According to the American Optometric Association, basketball is the leading cause of eye injuries in individuals between the ages of 15 and 24. While 1 in 18 college athletes will sustain an eye injury, the average rate of injury for basketball players is 1 one 10. Recreational, competitive or professional players should wear basketball goggles or glasses. This guide will point you toward eyewear that is designed for the unique physical demands of navigating the basketball court and shooting baskets.

Men playing basketball

Basketball Goggles Guide Infographic

Look for Complete Eye Coverage

The primary eye injury risk when playing basketball is high-intensity physical contact with other players. Goggles can prevent the hands or arms of one player from accidentally striking the eyes of another player.

Lenses should cover your eyes and frames should be cushioned to protect the socket and surrounding bone structure. Once you adjust the band, goggles should provide a close enough fit that another player’s fingers should not be able to break the seal. The current ASTM International basketball eye protection standard for goggles is F803-19.

Some common eye injuries that can result from basketball include corneal abrasion, a detached retina, inflamed iris, traumatic cataract or fractured eye socket. The professional player Kareem Abdul-Jabbar suffered a scratched cornea before becoming known for wearing protective goggles on the court for the rest of his long career.

Achieve a Comfortable and Secure Fit

Sports eye protection must provide a good fit to be effective. Goggles may have foam padding for comfort or a facial cavity seal for enhanced eye protection. In addition to providing more coverage around the top, bottom and sides of lenses than conventional glasses frames, goggles also keep out ambient light and glare.

Basketball players prefer to wear goggles because elasticized head straps or comfort sports bands keep this eyewear in place. Goggles that are the right size and have been securely strapped on should not require further adjustment, even after you have been maneuvering, passing and jumping.

Some convertible eyewear comes with temples and a retainer strap. No matter which design you choose, make sure that any goggle-style eyewear is ventilated for comfortable, non-slip wear. An anti-fog coating can also help to keep your vision clear while you shoot hoops on an indoor or outdoor court.

Customize Sports Goggle Lenses

The full coverage that goggle lenses provide on the outside corresponds to complete protection on the inside. Some styles of sports goggles can accommodate prescription lenses or inserts. Whether you are looking for goggles that are corrective or just protective, you can customize this eyewear with clear or tinted lenses.

Clear lenses allow for optimal visual acuity indoors, particularly when paired with an anti-reflective coating. These coatings may make it necessary to clean lenses more frequently. Goggles with yellow tinted lenses are also popular for reducing glare and increasing contrast and depth perception.

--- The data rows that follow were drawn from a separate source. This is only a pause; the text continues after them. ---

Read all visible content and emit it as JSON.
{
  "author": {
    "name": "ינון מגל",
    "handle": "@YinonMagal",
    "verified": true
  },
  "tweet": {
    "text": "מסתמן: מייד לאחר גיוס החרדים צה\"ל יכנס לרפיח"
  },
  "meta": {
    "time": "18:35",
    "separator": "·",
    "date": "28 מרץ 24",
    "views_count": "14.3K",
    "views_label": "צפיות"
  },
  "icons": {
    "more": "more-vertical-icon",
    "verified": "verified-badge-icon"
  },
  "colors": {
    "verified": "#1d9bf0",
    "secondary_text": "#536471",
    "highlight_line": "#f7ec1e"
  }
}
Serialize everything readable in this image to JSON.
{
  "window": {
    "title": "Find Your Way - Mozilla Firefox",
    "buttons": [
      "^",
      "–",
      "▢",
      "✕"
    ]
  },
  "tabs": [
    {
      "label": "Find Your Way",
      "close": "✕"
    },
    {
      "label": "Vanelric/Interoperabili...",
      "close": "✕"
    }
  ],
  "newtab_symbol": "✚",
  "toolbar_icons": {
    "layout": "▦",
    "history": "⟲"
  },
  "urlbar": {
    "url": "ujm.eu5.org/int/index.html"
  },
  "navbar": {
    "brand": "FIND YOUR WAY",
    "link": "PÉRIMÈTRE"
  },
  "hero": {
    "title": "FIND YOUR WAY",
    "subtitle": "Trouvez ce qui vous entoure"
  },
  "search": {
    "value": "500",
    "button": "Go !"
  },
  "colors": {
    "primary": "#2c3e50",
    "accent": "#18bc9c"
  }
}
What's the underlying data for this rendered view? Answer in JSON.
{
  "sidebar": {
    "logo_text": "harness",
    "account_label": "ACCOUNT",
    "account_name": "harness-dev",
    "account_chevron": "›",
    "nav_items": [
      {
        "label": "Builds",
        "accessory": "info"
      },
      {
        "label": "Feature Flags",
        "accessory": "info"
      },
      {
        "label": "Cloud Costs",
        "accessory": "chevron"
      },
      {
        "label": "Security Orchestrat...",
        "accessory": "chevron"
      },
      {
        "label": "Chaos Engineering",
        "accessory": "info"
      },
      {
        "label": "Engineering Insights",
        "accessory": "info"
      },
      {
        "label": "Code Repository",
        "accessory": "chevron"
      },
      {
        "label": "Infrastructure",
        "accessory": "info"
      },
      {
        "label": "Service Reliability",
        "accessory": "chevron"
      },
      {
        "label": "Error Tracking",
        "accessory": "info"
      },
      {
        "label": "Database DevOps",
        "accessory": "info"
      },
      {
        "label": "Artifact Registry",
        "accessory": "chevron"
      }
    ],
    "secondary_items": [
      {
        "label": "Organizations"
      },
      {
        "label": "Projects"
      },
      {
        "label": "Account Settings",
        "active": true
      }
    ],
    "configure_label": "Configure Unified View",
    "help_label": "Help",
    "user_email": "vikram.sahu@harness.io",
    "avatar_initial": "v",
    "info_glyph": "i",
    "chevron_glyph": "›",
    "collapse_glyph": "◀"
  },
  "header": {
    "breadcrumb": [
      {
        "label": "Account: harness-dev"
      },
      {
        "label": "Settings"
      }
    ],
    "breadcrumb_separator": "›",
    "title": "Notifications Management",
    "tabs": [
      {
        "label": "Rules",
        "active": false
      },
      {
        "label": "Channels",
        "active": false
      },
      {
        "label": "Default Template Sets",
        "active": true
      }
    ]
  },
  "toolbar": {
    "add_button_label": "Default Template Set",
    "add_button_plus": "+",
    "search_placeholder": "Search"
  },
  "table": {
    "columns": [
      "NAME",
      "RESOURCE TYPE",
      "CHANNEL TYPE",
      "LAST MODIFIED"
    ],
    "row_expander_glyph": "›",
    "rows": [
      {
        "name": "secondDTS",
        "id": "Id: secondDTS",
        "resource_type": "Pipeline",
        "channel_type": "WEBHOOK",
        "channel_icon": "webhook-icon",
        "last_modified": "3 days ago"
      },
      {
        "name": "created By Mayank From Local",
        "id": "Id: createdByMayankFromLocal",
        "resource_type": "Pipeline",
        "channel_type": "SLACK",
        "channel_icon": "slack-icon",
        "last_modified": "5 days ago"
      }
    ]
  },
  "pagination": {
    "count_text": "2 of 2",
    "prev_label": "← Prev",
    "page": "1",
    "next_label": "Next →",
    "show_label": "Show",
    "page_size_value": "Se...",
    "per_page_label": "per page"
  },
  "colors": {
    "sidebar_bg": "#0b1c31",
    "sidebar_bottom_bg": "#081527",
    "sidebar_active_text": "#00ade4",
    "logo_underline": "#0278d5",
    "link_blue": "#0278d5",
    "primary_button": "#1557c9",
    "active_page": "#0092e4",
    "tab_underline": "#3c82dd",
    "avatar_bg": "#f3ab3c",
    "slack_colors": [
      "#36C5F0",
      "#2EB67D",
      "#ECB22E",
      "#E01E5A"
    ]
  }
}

Not enough athletes recognize the importance of wearing eye protection while playing basketball and other sports. Over 600,000 sports and recreational eye injuries are reported every year, even though up to 90% of sports-related eye injuries can be prevented with the right protective eyewear. Young players run a particular risk of injury, and sports are the leading cause of eye injuries for school-aged children.

A 2014 American Optometric Association Eye-Q survey found that only 46% of parents provide children with athletic eye protection and just 21% of adults wear eye protection when playing sports. Protect your eyes from preventable injuries with a stylish pair of basketball goggles.

man wearing basketball glasses while playing


Why do basketball players wear goggles?

Goggles provide complete coverage for eyes and have a band or head strap for a secure fit. This eyewear fits close to the face with a cushioned seal or soft lining to enhance comfort and absorb impact. Prescription or non-prescription basketball eyewear should meet sport-specific ASTM International eye safety standards.

Can I get prescription basketball goggles?

Some goggles for basketball are compatible with prescription lenses or inserts. Most goggle lenses have either a spherical or cylindrical shape, and the right design for your prescription reduces distortion. While some sports goggles are sold in step diopters, eyewear with an exact prescription enhances visual acuity on the court.

Are goggles better than glasses for basketball?

Vision safety specialists recommend goggles with a band or strap over glasses with arms or temples. Goggles are more likely to stay in place as you move and jump than glasses. This style of eyewear also provides full coverage and cushioning from impact, reducing your risk of eye contact injuries.

Can I play basketball in glasses?

If you prefer to wear basketball glasses, several styles of sports frames are suitable for this sport. Shield-shaped frames with a polycarbonate front and lenses and temples made of a different material are popular for this sport. Make sure any eyewear you choose meets ASTM International eye safety standard F803-19.

Which NBA players have worn goggles?

Kareem Abdul-Jabbar is the most well-known wearer of basketball goggles in basketball history. Abdul-Jabbar suffered two eye injuries before wearing protective goggles for the rest of his career. Kurt Rambis and Horace Grant wore prescription goggles for vision correction. Sports goggles are also standard equipment for other high-impact, high-intensity sports.